[TML] Alien ecologies
Jerry W Barrington
jerry.barrington at gmail.com
Wed Aug 20 20:46:35 MDT 2008
On 8/20/08 12:40 PM, "darby eckles" <darbyeckles at yahoo.com> wrote:
> I had a dream lastnight that I was somplace where the vegetation was all
> shades of purple. It got me thinking about how in most Traveller games I've
> been a player in the worlds we visited seemed to be either very Earth like,
> with green clorophyle based flora, or very arid/desert like. When I run
> games, I like to have very alien planets. I really liked the graphic book
> Expedition by Barlow, thre are some far out critters there...
In my own opinion, Barlowe generally goes a bit *too* far out. He mostly
draws things that look interesting, with little regard to evolution.
> Anyways, I digress...
>
> So, what I am wondering is: is it possible to have purple photosynthetic
> plants? Is it just a matter of the chlorophyl/whatever processing UV spectrum
> light or reflect purple based colors, or would it necessitate some completely
> different system of light usage?
Purple thing are reflecting both blue and red and absorbing the colors
between. This is exactly opposite of chlorophyll. (They may also absorb or
reflect IR or UV, but our eyes don't see that.) Also, note that human
vision is most sensitive in the green, and that is also where the Sun's peak
emission is. Actually makes it kind of odd that plants *aren't* purple, as
green is where the most energy is. Although, they tend to be a *dark*
green, so apparently they still absorb a lot of the green.

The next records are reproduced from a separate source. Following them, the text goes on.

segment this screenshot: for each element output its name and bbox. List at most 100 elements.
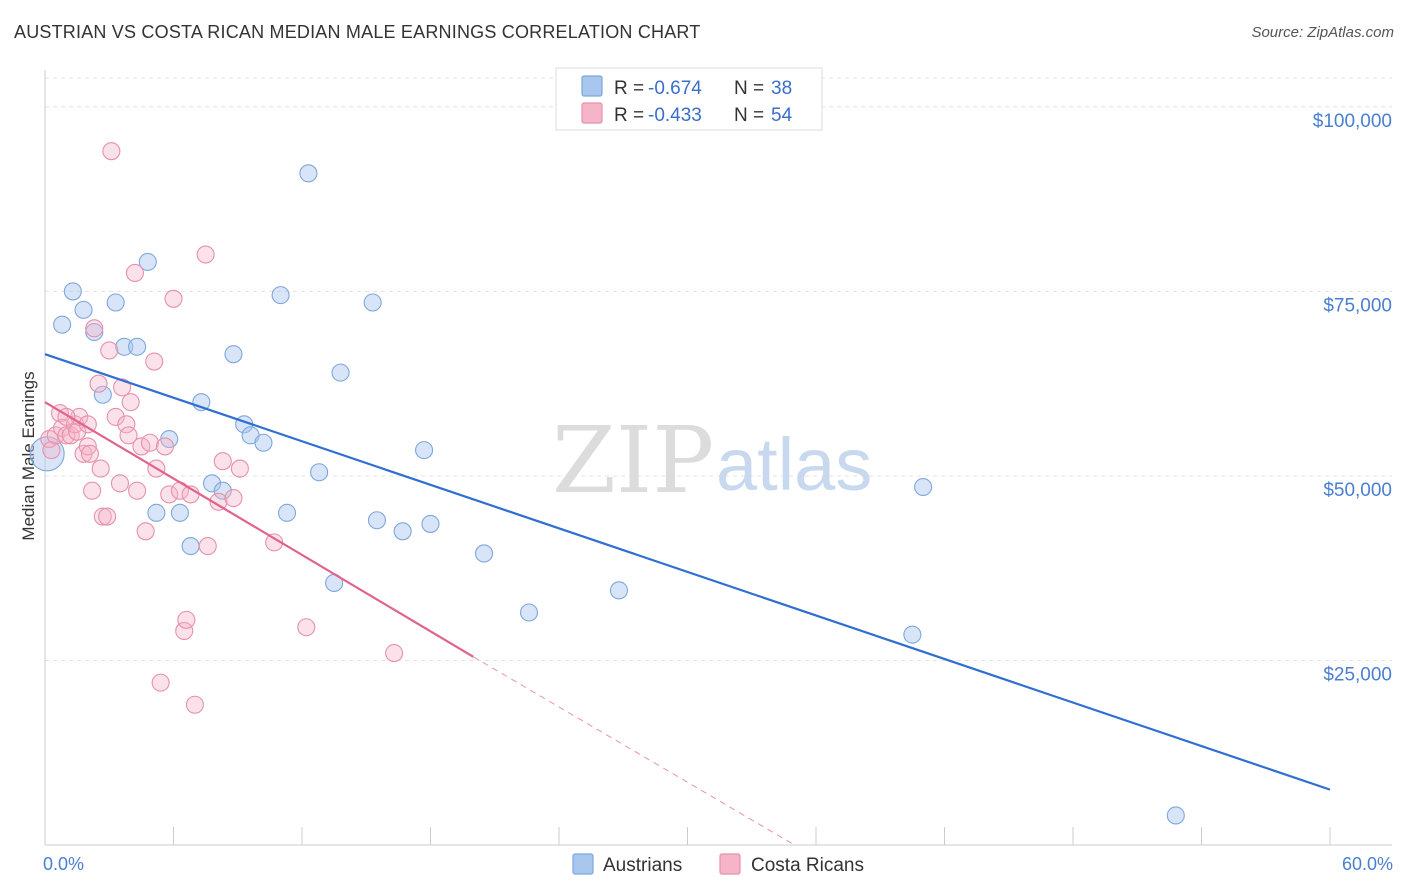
point-austrians <box>421 514 440 533</box>
legend-n-value-austrians: 38 <box>771 78 792 99</box>
point-austrians <box>903 625 922 644</box>
point-costa-ricans <box>125 263 144 283</box>
point-costa-ricans <box>160 485 179 504</box>
point-austrians <box>128 337 147 356</box>
y-tick-label: $100,000 <box>1313 111 1392 132</box>
point-costa-ricans <box>128 481 147 500</box>
point-austrians <box>213 481 232 500</box>
point-austrians <box>271 286 290 305</box>
point-austrians <box>53 315 72 334</box>
point-costa-ricans <box>196 245 215 264</box>
point-austrians <box>224 345 243 364</box>
legend-bottom-swatch-costa-ricans <box>719 853 741 875</box>
point-costa-ricans <box>78 437 97 456</box>
point-costa-ricans <box>110 474 130 493</box>
trend-extension-costa-ricans <box>473 656 795 846</box>
point-costa-ricans <box>164 289 183 308</box>
point-austrians <box>299 164 318 183</box>
point-costa-ricans <box>385 644 404 663</box>
point-costa-ricans <box>224 489 243 508</box>
point-austrians <box>170 503 189 522</box>
x-tick-label: 60.0% <box>1342 854 1393 874</box>
point-costa-ricans <box>155 437 174 456</box>
point-austrians <box>363 293 382 312</box>
point-austrians <box>203 474 222 493</box>
point-austrians <box>277 503 297 522</box>
point-costa-ricans <box>121 393 140 412</box>
point-austrians <box>367 511 387 530</box>
point-austrians <box>147 503 166 522</box>
legend-swatch-austrians <box>581 75 603 97</box>
point-austrians <box>519 603 539 622</box>
point-austrians <box>914 477 933 497</box>
trend-layer <box>44 353 1331 846</box>
point-costa-ricans <box>100 341 119 360</box>
legend-n-value-costa-ricans: 54 <box>771 105 793 126</box>
point-costa-ricans <box>136 522 155 541</box>
point-costa-ricans <box>198 537 217 556</box>
legend-r-label-austrians: R = <box>614 78 644 99</box>
point-costa-ricans <box>93 507 112 526</box>
point-costa-ricans <box>102 142 121 161</box>
point-costa-ricans <box>42 441 61 460</box>
point-austrians <box>181 537 200 556</box>
legend-swatch-costa-ricans <box>581 102 603 124</box>
point-austrians <box>415 441 434 460</box>
point-costa-ricans <box>213 452 232 471</box>
y-tick-label: $25,000 <box>1323 664 1392 685</box>
legend-r-label-costa-ricans: R = <box>614 105 644 126</box>
point-costa-ricans <box>175 621 194 641</box>
legend-r-value-austrians: -0.674 <box>648 78 702 99</box>
point-costa-ricans <box>151 673 170 692</box>
point-austrians <box>74 300 93 319</box>
point-costa-ricans <box>230 459 249 478</box>
point-costa-ricans <box>78 415 97 434</box>
y-axis-title: Median Male Earnings <box>19 371 38 540</box>
point-costa-ricans <box>119 426 138 445</box>
legend-bottom-swatch-austrians <box>572 853 594 875</box>
point-austrians <box>93 385 112 404</box>
legend-top: R = -0.674 N = 38 R = -0.433 N = 54 <box>555 67 823 131</box>
legend-r-value-costa-ricans: -0.433 <box>648 105 702 126</box>
x-tick-label: 0.0% <box>43 854 84 874</box>
point-costa-ricans <box>117 415 136 434</box>
trend-line-costa-ricans <box>44 401 474 658</box>
trend-line-austrians <box>44 353 1331 791</box>
chart-source: Source: ZipAtlas.com <box>1251 24 1394 41</box>
point-austrians <box>474 544 494 563</box>
legend-bottom-label-austrians: Austrians <box>603 855 682 876</box>
legend-n-label-costa-ricans: N = <box>734 105 764 126</box>
point-austrians <box>393 522 412 541</box>
point-costa-ricans <box>80 444 100 463</box>
point-austrians <box>310 463 329 482</box>
watermark: ZIP atlas <box>552 407 872 514</box>
point-costa-ricans <box>85 319 104 338</box>
point-costa-ricans <box>89 374 108 393</box>
point-costa-ricans <box>83 481 102 500</box>
point-costa-ricans <box>91 459 110 478</box>
legend-n-label-austrians: N = <box>734 78 764 99</box>
watermark-zip: ZIP <box>552 407 714 514</box>
point-costa-ricans <box>177 610 196 629</box>
axis-layer: $25,000 $50,000 $75,000 $100,000 0.0% 60.0% Me… <box>19 70 1393 874</box>
point-costa-ricans <box>209 492 228 511</box>
legend-bottom: Austrians Costa Ricans <box>572 853 864 876</box>
grid-layer <box>45 77 1392 661</box>
point-austrians <box>115 337 134 356</box>
point-costa-ricans <box>46 426 65 445</box>
point-austrians <box>63 282 82 301</box>
point-costa-ricans <box>113 378 132 397</box>
point-costa-ricans <box>68 422 87 441</box>
point-costa-ricans <box>145 352 164 371</box>
point-austrians <box>138 252 157 271</box>
chart-title: AUSTRIAN VS COSTA RICAN MEDIAN MALE EARN… <box>14 22 701 42</box>
legend-bottom-label-costa-ricans: Costa Ricans <box>751 855 864 876</box>
point-austrians <box>1166 806 1185 825</box>
watermark-atlas: atlas <box>716 423 872 506</box>
point-costa-ricans <box>185 695 204 714</box>
point-austrians <box>609 581 629 600</box>
point-costa-ricans <box>106 407 125 426</box>
y-tick-label: $75,000 <box>1323 295 1392 316</box>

Given the nature of sunlight and our eyes, even something that absorbed
moderately more green than not-green might still easily *look* green to us.
<http://en.wikipedia.org/wiki/Image:Chlorophyll_ab_spectra.png>
In any case, it's certainly *possible* for alien life to use something other
than or in addition to chlorophyll for photosynthesis. How *likely* it is
needs study.
On the other hand, UV, and to a lesser extent blue, can cause damage, as
well as providing energy. Check the function of anthocyanins:
<http://en.wikipedia.org/wiki/Anthocyanin>
> Also, what minierals have a purple hue? Amethyst? Can that be broken down
> and used by living creatures?
Amethyst is violet colored quartz. Quartz is just silicon dioxide. As
Bruce said, recent work has shown the violet color to be the result of iron
and aluminum impurities, and heat can easily turn it to yellow citrine.
Doesn't sound like any form of "digestion" would preserve the color.